Movies about fighters and born losers

What Are You Watching? is a weekly space for The A.V Club’s film critics and readers to share their thoughts, observations, and opinions on movies new and old.

Two wuxia movies by the Chinese writer-turned-filmmaker Xu Haofeng: The Sword Identity (2011) and Judge Archer (2012). Xu, who has some reputation as an expert on historical martial arts styles, directs action like nobody else on the planet—as abrupt exchanges between opposing philosophies of movement, choreographed in a careful selection of symmetrical and asymmetrical frames, barely qualifying as violence. His plotting is conceptual and murky, often difficult to grasp. The Sword Identity and Judge Archer (both adapted from Xu’s fiction, as was his more recent The Final Master) involve some transference of identity between parties—martial artists mistaken for pirates in the former, a traumatized young man taking on the mantle of a master in the latter. Their deadpan humor is easier to follow than their narratives. Xu cuts and choreographs his films in addition to writing and directing them. His largely bloodless fights are terse and precise; his discontinuous editing warrants further inquiry.

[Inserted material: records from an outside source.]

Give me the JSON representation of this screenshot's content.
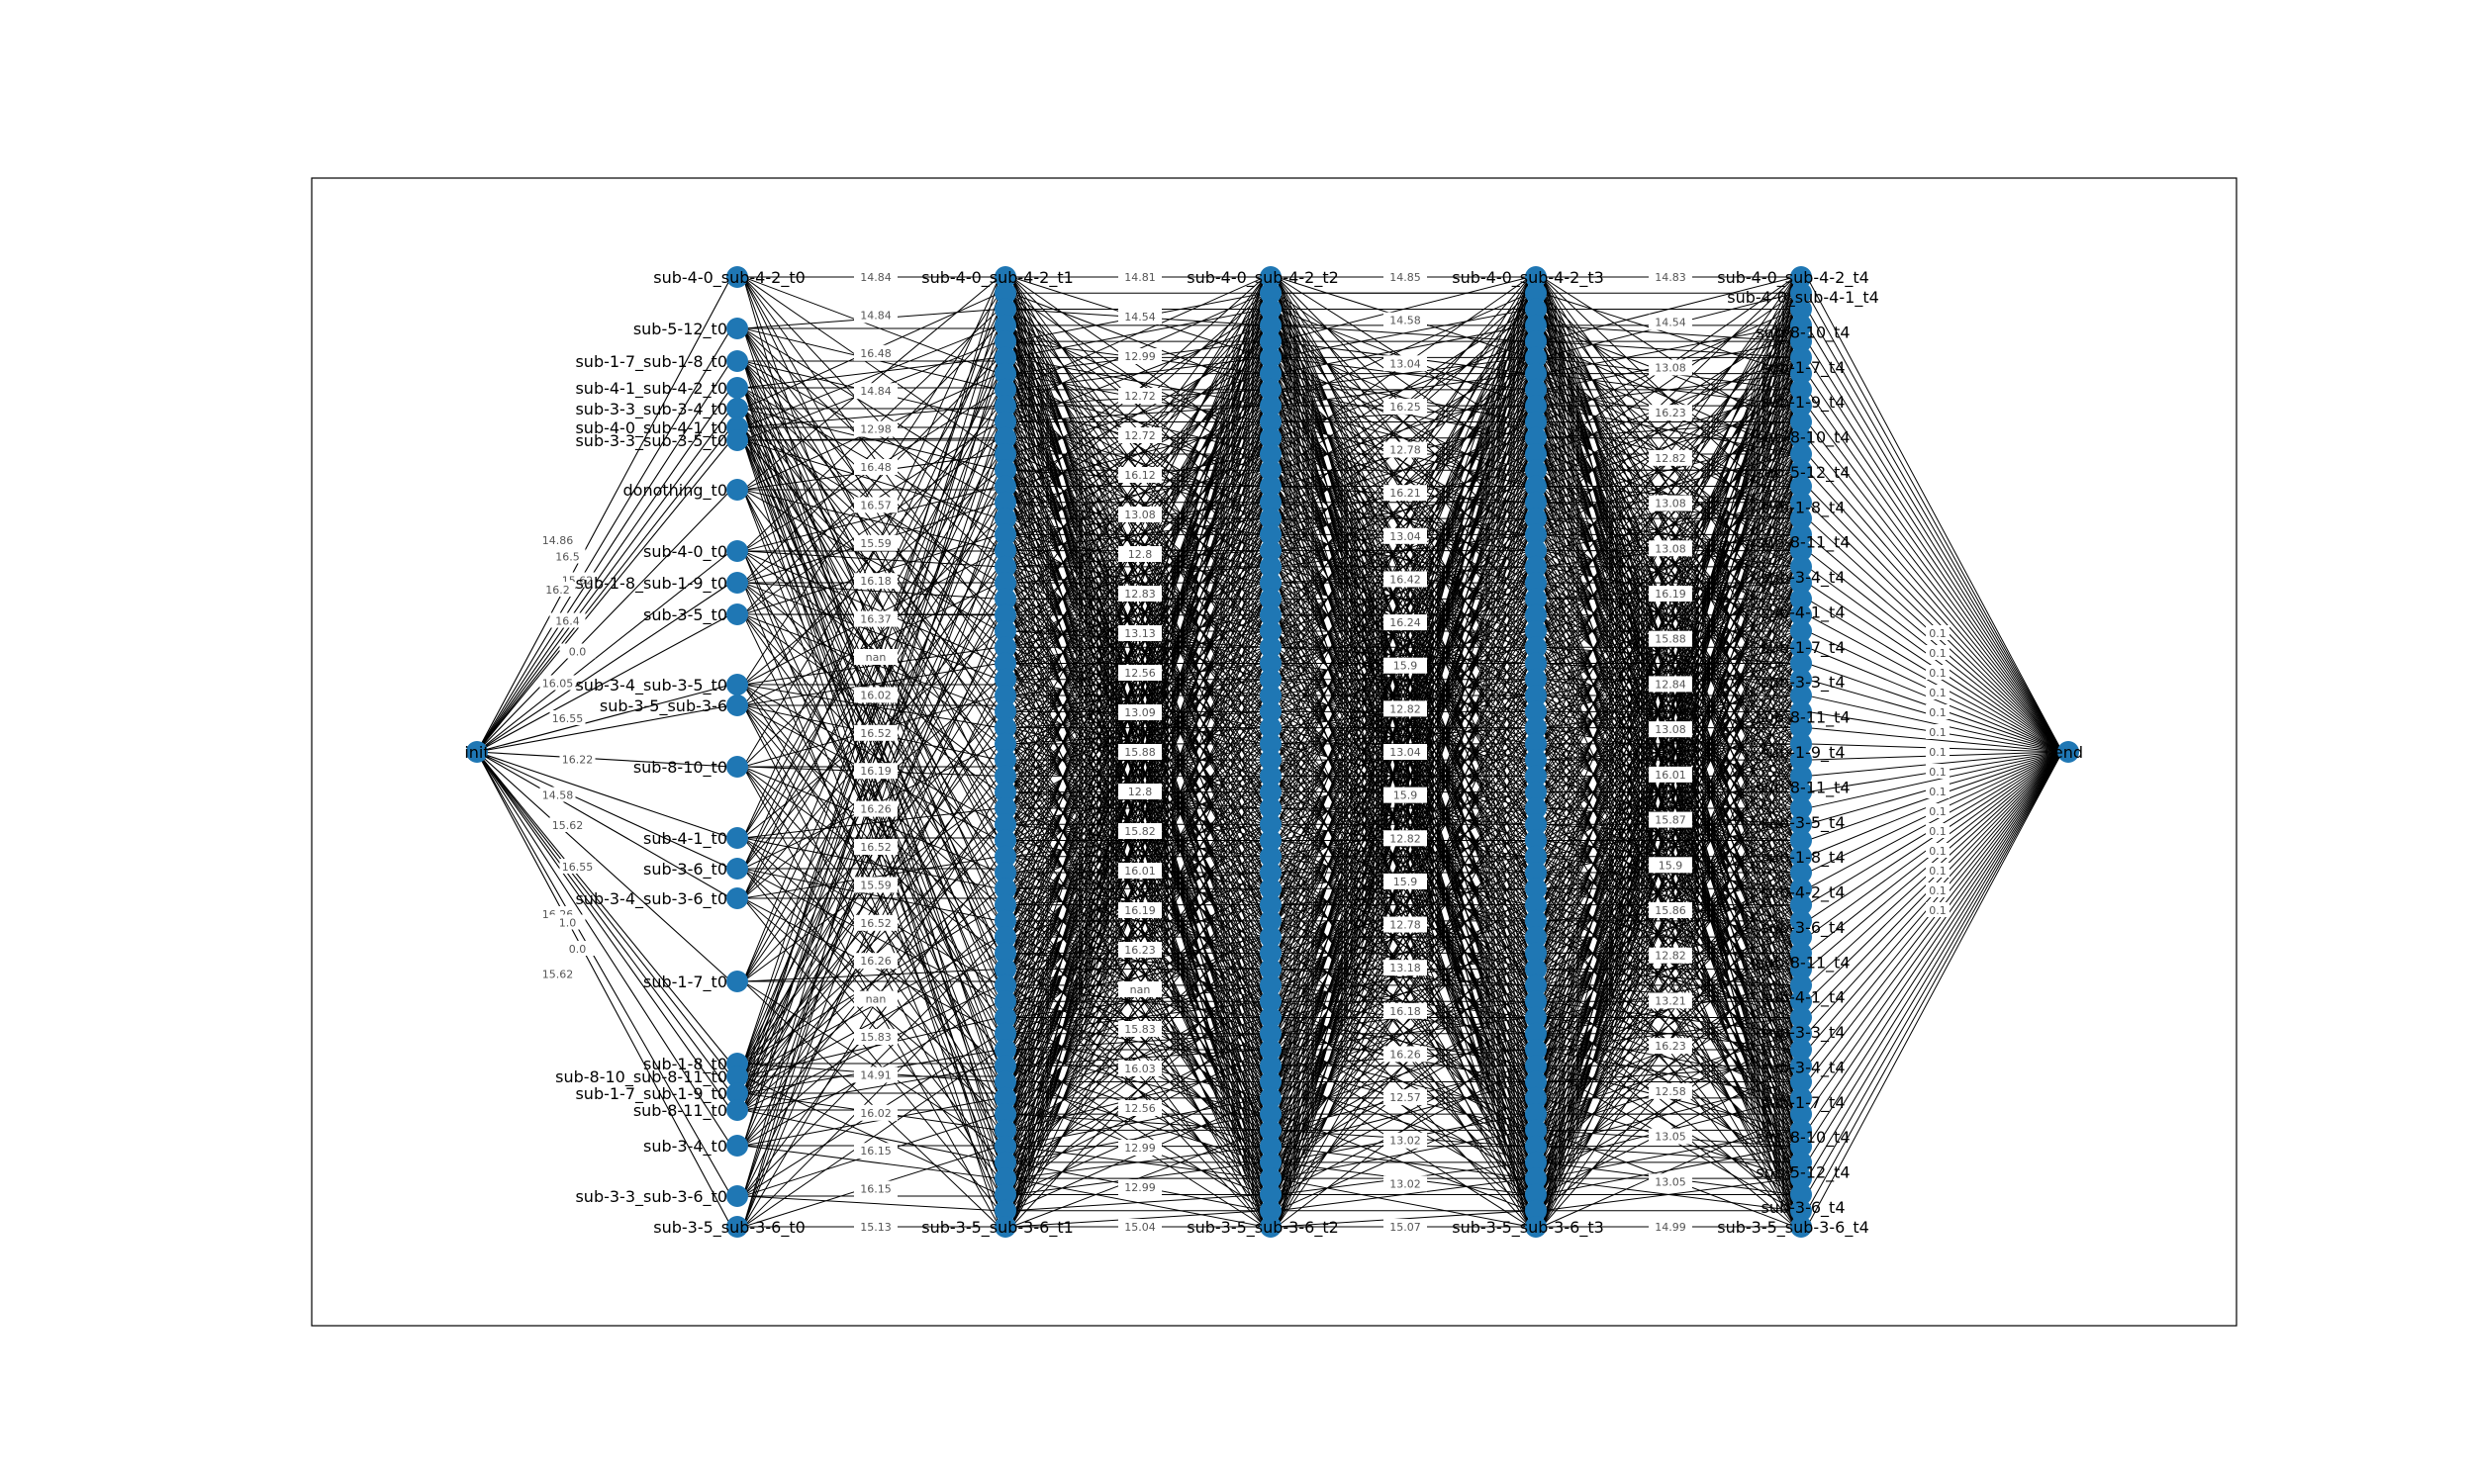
{
  "graph": {
    "color_node": "#1f77b4",
    "color_edge": "#000000",
    "color_frame": "#000000",
    "start_label": "init",
    "end_label": "end",
    "stages": [
      "t0",
      "t1",
      "t2",
      "t3",
      "t4"
    ],
    "top_row_labels": [
      "sub-4-0_sub-4-2_t0",
      "sub-4-0_sub-4-2_t1",
      "sub-4-0_sub-4-2_t2",
      "sub-4-0_sub-4-2_t3",
      "sub-4-0_sub-4-2_t4"
    ],
    "bottom_row_labels": [
      "sub-3-5_sub-3-6_t0",
      "sub-3-5_sub-3-6_t1",
      "sub-3-5_sub-3-6_t2",
      "sub-3-5_sub-3-6_t3",
      "sub-3-5_sub-3-6_t4"
    ],
    "t0_labels": [
      "sub-5-12_t0",
      "sub-1-7_sub-1-8_t0",
      "sub-4-1_sub-4-2_t0",
      "sub-3-3_sub-3-4_t0",
      "sub-4-0_sub-4-1_t0",
      "sub-3-3_sub-3-5_t0",
      "donothing_t0",
      "sub-4-0_t0",
      "sub-1-8_sub-1-9_t0",
      "sub-3-5_t0",
      "sub-3-4_sub-3-5_t0",
      "sub-3-5_sub-3-6",
      "sub-8-10_t0",
      "sub-4-1_t0",
      "sub-3-6_t0",
      "sub-3-4_sub-3-6_t0",
      "sub-1-7_t0",
      "sub-1-8_t0",
      "sub-8-10_sub-8-11_t0",
      "sub-1-7_sub-1-9_t0",
      "sub-8-11_t0",
      "sub-3-4_t0",
      "sub-3-3_sub-3-6_t0"
    ],
    "t4_labels": [
      "sub-4-0_sub-4-1_t4",
      "sub-8-10_t4",
      "sub-1-7_t4",
      "sub-1-9_t4",
      "sub-8-10_t4",
      "sub-5-12_t4",
      "sub-1-8_t4",
      "sub-8-11_t4",
      "sub-3-4_t4",
      "sub-4-1_t4",
      "sub-1-7_t4",
      "sub-3-3_t4",
      "sub-8-11_t4",
      "sub-1-9_t4",
      "sub-8-11_t4",
      "sub-3-5_t4",
      "sub-1-8_t4",
      "sub-4-2_t4",
      "sub-3-6_t4",
      "sub-8-11_t4",
      "sub-4-1_t4",
      "sub-3-3_t4",
      "sub-3-4_t4",
      "sub-1-7_t4",
      "sub-8-10_t4",
      "sub-5-12_t4",
      "sub-3-6_t4"
    ],
    "init_edge_weights": [
      "14.86",
      "16.5",
      "15.62",
      "16.2",
      "16.4",
      "0.0",
      "16.05",
      "16.55",
      "16.22",
      "14.58",
      "15.62",
      "16.55",
      "16.26",
      "1.0",
      "0.0",
      "15.62"
    ],
    "edge_weight_columns": [
      [
        "14.84",
        "14.84",
        "16.48",
        "14.84",
        "12.98",
        "16.48",
        "16.57",
        "15.59",
        "16.18",
        "16.37",
        "nan",
        "16.02",
        "16.52",
        "16.19",
        "16.26",
        "16.52",
        "15.59",
        "16.52",
        "16.26",
        "nan",
        "15.83",
        "14.91",
        "16.02",
        "16.15",
        "16.15",
        "15.13"
      ],
      [
        "14.81",
        "14.54",
        "12.99",
        "12.72",
        "12.72",
        "16.12",
        "13.08",
        "12.8",
        "12.83",
        "13.13",
        "12.56",
        "13.09",
        "15.88",
        "12.8",
        "15.82",
        "16.01",
        "16.19",
        "16.23",
        "nan",
        "15.83",
        "16.03",
        "12.56",
        "12.99",
        "12.99",
        "15.04"
      ],
      [
        "14.85",
        "14.58",
        "13.04",
        "16.25",
        "12.78",
        "16.21",
        "13.04",
        "16.42",
        "16.24",
        "15.9",
        "12.82",
        "13.04",
        "15.9",
        "12.82",
        "15.9",
        "12.78",
        "13.18",
        "16.18",
        "16.26",
        "12.57",
        "13.02",
        "13.02",
        "15.07"
      ],
      [
        "14.83",
        "14.54",
        "13.08",
        "16.23",
        "12.82",
        "13.08",
        "13.08",
        "16.19",
        "15.88",
        "12.84",
        "13.08",
        "16.01",
        "15.87",
        "15.9",
        "15.86",
        "12.82",
        "13.21",
        "16.23",
        "12.58",
        "13.05",
        "13.05",
        "14.99"
      ]
    ],
    "end_edge_weights": [
      "0.1",
      "0.1",
      "0.1",
      "0.1",
      "0.1",
      "0.1",
      "0.1",
      "0.1",
      "0.1",
      "0.1",
      "0.1",
      "0.1",
      "0.1",
      "0.1",
      "0.1"
    ]
  }
}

On the opposite end of the spectrum: Born To Win (1972), which I’d been meaning to watch for some time, mostly on account of my fondness for director Ivan Passer’s subsequent Cutter’s Way. Passer is a lesser-known exile of the Czech New Wave. He co-wrote Miloš Forman’s Loves Of A Blonde and The Firemen’s Ball and directed a movie called Intimate Lighting (which is okay) before heading West. His American debut is a largely unsuccessful black comedy about a heroin-addicted ex-hairdresser (George Segal) that never invests all that much in either its scuzzy New York setting or its episodic, bogus plot. But it has it moments, mostly involving the criminal hijinks of Segal’s character and his junkie pal (Jay Fletcher). The cast is good (Karen Black, a pre-Mean Streets Robert De Niro), but the thing is so spotty that the characters just seem to lapse in and out of the movie. A disappointment.

Marginal thoughts

Something I wish I’d thought of while writing about John Wick: Chapter 2 is the way the rules of its mythic criminal universe formalize genre clichés. The bad guy and the good guy calling a truce to sit down for a drink—that’s something that’s been done a million times. But in the super-derivative Wick-verse, it’s literally the law; it’s a genre movie where the genre itself is a membership-based institution, and strict adherence to its rules is enforced. These movies, man.